Both Suvi and Min-Ji were looking at me with what I knew was concern behind their goggles and neck warmers.

“Come on, guys,” I said, simultaneously grateful to have friends looking out for me but also a little annoyed they thought I’d get lost on such a straight path. I may have been an absolute shit show at carving crystal off the trees, but I wasn’t stupid. Not many stupid people could earn a tenured position teaching astrophysics by the age of twenty-nine.

“The snow’s deepest here,” I reminded them. “Once I’m up the hill it’s a straight shot to the ship. I’ll be able to see the ship from the top.”

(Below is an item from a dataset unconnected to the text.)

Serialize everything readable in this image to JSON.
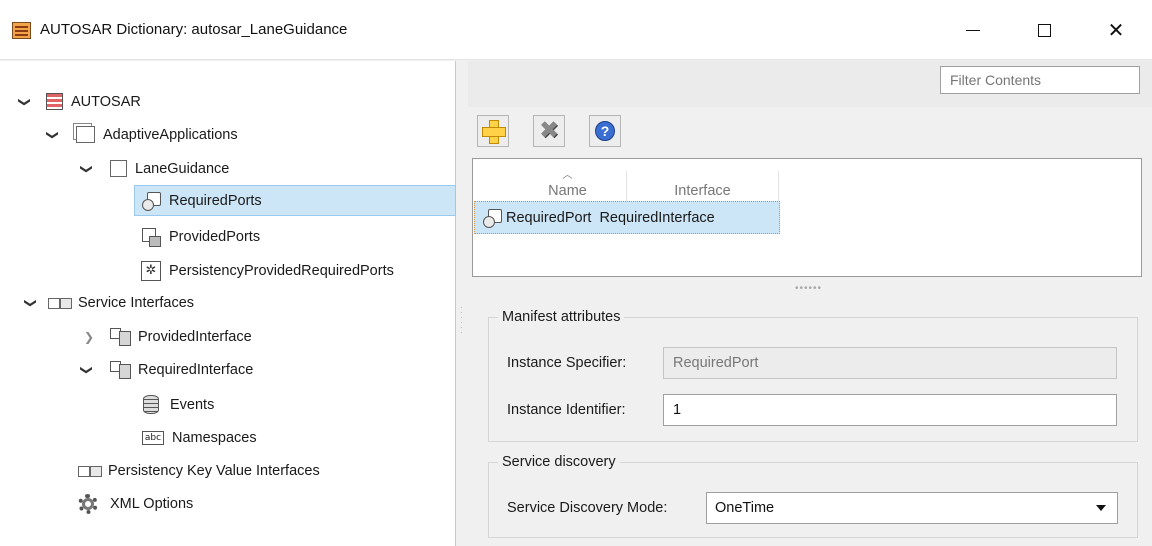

It was true. The walk was long, but once I got out of the well of this part of the forest, the snow wouldn’t be as deep. Here, the snow drifted around the base of the trees, but it was shallower up the hill behind us and beyond. I was used to snow, to cold winters, from back home. I’d hike and go snowshoeing or cross-country skiing with my dad whenever I visited him in the winter.

“Then get going, Hayes. I’ll radio the ship and let them know you’re coming. They’ll be expecting you, so no stupid shit.” Major Corey stepped closer, leaning in so close to my face that I would have felt his breath crawling over my skin if not for our neck warmers. “Straight to the ship, you hear me? Do not make me come track you down.”

“Roger that,” I replied, my tone more biting than I usually dared. I just barely stopped myself from giving him a sarcastic salute. That, or flipping him the bird. Something told me neither gesture would be appreciated.

“See you guys soon,” I called over my shoulder to Min-Ji and Suvi as I turned away from them. I ploughed forward, slowed by the snow but not letting myself falter. My heart pounded with the exertion, the pulse of it throbbing in my wrist. My neck warmer was hot and wet against my mouth as I panted. I wanted to rip the fabric away from my face, but I knew that meant the moisture on the fabric would freeze and it would be like scraping frozen concrete against my skin.

After a few minutes, I stopped and looked back. The others were out of sight now, blocked by the huge, crystalline cones of this alien forest’s trees. I knew I hadn’t gotten too far yet, but by now I could barely hear the tapping of Min-Ji and Suvi’s hammers. The snow swallowed the sound, making the air into cold, quiet velvet.

I faced forward once more, starting my ascent up the huge, broad hill that led out of the forest. I wasn’t exactly sure what I was doing or where I was going – I definitely wasn’t going back to the ship. I needed to be alone for a bit, and that did not involve heading straight for the soldiers who’d abducted me in the first place. I swore, the pain in my wrist flaring, as I remembered that night. Barely keeping it together after Dad’s funeral. Stepping up to his door but never getting it open before the pain and the needle and the dark.